Unnamed: 0,R-squared,Highest t-stat factor,Highest t-stat value
AAPL,0.666797,HiTec,4.457237
AMZN,0.511205,Cnsmr,1.922329
ED,0.391316,Manuf,4.066321
F,0.486277,SMB,2.399552
JNJ,0.578362,SMB,3.8963
JPM,0.827485,HML,3.801992
ORCL,0.462245,SMB,2.99915
TSLA,0.269068,Manuf,2.713464
V,0.579773,HML,4.200902
WMT,0.350059,Cnsmr,3.743906


**AAPL, JNJ, JPM, V, and XOM** have high to moderately high R-squared values, suggesting that the 8-factor model does a decent job of explaining their returns.

**AMZN, ED, F, and ORCL** show moderate explanatory power with the model.

**TSLA and WMT** have low R-squared values, indicating that the 8-factor model does not explain their returns well.

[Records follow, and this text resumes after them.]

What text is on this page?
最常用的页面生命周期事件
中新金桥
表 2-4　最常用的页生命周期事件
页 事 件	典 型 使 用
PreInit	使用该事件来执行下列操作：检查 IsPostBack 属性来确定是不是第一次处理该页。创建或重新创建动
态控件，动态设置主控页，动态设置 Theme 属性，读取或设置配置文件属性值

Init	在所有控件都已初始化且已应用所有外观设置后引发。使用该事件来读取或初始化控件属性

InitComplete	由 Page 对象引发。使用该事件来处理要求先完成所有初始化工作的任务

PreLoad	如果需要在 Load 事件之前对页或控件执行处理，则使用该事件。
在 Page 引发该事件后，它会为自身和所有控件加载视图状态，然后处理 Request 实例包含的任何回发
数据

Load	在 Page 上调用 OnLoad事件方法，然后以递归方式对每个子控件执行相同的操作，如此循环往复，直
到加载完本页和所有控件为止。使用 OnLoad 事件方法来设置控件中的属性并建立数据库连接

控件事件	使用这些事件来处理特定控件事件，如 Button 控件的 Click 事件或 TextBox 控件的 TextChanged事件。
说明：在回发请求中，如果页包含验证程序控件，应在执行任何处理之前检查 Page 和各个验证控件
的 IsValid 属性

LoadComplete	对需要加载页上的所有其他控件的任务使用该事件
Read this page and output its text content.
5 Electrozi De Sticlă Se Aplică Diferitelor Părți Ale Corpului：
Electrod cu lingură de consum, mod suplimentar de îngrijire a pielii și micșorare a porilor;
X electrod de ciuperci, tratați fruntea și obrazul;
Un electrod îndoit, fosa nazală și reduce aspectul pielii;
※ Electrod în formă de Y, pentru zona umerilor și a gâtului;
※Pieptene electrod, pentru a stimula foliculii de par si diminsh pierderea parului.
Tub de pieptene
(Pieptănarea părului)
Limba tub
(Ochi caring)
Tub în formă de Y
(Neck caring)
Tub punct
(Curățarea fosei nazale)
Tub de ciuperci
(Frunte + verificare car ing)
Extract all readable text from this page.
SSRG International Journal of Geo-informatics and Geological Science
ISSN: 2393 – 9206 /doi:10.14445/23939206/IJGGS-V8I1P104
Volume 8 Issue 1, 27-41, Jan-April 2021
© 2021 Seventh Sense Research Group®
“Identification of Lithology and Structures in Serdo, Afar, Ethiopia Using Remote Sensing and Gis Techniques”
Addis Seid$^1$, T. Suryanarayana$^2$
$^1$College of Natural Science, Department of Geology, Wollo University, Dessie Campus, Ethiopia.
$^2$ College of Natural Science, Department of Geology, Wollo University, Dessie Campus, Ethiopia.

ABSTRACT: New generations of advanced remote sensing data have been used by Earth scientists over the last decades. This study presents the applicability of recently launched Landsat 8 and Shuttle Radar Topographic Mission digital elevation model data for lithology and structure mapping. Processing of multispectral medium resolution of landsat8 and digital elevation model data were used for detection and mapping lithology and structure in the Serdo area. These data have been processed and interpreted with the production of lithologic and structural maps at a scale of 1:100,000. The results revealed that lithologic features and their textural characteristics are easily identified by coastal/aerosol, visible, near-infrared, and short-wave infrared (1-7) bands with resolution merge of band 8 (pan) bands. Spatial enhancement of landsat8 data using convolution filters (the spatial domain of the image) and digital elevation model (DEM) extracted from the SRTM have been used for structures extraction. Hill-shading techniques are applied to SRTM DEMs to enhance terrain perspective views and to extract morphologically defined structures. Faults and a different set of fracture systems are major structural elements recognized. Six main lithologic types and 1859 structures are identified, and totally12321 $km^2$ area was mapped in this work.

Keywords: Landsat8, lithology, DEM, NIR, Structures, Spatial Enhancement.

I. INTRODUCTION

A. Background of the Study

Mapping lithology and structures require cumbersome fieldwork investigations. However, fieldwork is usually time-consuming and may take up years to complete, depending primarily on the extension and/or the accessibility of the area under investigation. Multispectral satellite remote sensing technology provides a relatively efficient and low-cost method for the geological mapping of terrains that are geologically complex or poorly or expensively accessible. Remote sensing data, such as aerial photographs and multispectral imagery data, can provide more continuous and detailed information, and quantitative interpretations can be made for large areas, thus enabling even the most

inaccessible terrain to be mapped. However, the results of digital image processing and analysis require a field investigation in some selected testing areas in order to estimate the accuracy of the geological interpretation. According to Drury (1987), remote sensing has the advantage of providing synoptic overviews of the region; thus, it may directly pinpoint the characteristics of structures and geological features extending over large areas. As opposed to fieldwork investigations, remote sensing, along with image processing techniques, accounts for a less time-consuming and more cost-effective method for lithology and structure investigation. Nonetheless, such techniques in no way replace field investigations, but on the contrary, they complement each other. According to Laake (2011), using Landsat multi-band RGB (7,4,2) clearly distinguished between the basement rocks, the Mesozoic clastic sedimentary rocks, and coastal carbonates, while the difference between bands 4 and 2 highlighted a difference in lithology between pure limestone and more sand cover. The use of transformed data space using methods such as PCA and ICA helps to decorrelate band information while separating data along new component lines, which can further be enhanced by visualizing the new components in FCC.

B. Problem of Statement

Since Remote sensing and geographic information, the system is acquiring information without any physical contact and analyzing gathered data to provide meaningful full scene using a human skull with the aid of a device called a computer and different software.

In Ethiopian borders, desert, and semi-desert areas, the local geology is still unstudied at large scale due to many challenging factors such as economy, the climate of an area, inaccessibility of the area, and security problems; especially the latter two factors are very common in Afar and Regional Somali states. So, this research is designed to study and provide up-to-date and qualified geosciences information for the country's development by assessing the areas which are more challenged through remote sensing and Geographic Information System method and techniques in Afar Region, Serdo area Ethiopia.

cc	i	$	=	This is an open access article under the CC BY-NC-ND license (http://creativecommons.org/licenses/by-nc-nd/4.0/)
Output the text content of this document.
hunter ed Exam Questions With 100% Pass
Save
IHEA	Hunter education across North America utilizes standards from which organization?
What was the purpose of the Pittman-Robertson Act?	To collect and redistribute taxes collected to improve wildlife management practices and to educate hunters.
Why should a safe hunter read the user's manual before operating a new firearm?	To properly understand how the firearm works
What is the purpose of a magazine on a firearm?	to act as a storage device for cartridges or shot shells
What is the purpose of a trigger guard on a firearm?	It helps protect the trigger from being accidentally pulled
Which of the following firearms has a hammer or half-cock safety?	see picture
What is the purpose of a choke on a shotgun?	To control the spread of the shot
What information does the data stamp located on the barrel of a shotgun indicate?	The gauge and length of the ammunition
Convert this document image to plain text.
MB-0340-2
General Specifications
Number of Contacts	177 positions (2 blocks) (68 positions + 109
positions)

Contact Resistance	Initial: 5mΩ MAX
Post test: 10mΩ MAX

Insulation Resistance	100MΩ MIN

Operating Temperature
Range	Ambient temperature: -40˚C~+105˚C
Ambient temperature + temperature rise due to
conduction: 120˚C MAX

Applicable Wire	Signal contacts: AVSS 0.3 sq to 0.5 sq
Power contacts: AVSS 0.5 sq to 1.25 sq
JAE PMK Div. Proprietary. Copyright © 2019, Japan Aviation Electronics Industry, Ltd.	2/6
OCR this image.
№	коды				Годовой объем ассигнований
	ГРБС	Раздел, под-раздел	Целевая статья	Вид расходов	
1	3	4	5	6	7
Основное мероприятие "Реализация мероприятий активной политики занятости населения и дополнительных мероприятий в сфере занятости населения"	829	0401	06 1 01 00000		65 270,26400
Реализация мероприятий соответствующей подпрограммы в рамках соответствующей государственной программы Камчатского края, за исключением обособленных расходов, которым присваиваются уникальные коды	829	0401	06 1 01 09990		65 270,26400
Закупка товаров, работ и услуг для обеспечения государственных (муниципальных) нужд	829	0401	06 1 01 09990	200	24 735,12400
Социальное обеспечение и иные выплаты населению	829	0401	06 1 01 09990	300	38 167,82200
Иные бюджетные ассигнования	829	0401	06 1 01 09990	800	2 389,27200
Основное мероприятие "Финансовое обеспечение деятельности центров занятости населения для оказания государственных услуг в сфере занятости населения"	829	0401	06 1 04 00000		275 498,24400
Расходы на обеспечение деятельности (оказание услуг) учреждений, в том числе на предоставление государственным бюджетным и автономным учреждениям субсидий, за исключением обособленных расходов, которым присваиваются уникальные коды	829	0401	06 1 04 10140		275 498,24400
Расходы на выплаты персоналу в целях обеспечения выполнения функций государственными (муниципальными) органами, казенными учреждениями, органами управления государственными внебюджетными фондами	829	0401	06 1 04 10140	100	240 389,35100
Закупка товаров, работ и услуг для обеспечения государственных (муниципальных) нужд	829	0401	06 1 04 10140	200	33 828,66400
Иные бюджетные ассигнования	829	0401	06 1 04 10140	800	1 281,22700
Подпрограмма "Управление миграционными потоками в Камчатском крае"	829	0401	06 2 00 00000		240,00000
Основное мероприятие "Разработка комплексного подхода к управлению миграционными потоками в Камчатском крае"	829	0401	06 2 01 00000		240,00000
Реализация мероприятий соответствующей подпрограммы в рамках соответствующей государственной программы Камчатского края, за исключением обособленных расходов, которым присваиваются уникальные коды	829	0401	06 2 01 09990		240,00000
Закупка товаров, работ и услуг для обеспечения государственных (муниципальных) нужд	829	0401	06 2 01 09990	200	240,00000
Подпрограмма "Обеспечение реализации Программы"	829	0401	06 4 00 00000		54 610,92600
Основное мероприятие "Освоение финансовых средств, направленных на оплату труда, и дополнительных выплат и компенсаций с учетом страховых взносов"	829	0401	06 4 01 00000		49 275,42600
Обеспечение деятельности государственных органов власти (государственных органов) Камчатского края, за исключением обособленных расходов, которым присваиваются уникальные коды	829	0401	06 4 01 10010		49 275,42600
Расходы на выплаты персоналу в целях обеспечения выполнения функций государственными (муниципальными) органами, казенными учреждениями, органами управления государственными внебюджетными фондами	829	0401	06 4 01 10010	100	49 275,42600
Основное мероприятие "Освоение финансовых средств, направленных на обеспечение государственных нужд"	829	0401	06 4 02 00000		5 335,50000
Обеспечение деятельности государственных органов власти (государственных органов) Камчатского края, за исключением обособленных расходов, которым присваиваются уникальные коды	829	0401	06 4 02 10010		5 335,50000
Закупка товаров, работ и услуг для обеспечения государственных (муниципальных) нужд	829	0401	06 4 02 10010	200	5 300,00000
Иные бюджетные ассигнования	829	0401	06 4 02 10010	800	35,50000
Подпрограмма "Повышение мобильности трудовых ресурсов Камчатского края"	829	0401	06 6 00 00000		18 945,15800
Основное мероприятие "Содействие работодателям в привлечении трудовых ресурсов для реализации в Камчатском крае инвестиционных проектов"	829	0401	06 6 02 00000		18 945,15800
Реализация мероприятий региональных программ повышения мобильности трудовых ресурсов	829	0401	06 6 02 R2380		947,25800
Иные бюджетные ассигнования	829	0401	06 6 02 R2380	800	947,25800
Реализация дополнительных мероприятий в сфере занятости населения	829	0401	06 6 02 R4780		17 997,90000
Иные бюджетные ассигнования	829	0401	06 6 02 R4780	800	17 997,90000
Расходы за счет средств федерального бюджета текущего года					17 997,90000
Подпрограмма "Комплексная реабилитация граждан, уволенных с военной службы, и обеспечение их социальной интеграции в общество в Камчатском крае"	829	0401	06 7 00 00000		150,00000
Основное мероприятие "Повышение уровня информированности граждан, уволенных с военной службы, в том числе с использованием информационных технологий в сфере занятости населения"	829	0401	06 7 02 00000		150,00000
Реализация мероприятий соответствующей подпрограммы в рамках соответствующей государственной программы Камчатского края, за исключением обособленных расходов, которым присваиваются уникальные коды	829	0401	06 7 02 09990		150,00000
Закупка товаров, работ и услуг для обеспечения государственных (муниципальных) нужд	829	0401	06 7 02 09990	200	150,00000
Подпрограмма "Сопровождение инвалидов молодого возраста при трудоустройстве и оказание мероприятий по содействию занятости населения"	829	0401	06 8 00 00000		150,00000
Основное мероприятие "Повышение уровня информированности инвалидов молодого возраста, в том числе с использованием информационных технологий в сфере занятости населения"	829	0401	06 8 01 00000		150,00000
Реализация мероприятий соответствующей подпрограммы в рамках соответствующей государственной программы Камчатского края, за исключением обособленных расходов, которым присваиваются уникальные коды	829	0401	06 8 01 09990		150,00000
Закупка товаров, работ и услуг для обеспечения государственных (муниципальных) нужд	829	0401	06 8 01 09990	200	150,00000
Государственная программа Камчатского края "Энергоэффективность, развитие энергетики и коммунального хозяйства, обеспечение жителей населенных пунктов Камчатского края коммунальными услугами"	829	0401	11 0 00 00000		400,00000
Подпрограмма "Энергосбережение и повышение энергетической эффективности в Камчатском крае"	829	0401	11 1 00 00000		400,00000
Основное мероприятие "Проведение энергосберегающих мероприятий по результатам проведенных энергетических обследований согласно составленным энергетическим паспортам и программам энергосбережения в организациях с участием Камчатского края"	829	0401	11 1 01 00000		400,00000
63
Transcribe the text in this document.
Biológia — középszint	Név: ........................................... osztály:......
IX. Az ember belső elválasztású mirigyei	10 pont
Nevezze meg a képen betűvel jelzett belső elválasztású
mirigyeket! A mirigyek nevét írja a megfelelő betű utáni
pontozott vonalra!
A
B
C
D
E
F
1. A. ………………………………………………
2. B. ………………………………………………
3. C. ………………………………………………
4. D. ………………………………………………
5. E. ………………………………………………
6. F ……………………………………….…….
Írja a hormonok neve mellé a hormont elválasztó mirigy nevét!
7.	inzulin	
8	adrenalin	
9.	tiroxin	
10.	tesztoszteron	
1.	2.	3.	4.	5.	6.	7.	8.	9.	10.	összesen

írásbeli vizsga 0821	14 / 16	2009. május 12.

For **TSLA**, in particular, with an R-squared of 0.269068, the model explains less than 30% of the variance in Tesla's returns, which is low. The factors included in the model may not capture some of the unique aspects affecting Tesla's stock performance.

Overall, the 8-factor model appears to do a good job for some companies (like JPM and XOM), a moderate job for others (like AMZN and F), and a less adequate job for the rest (like TSLA).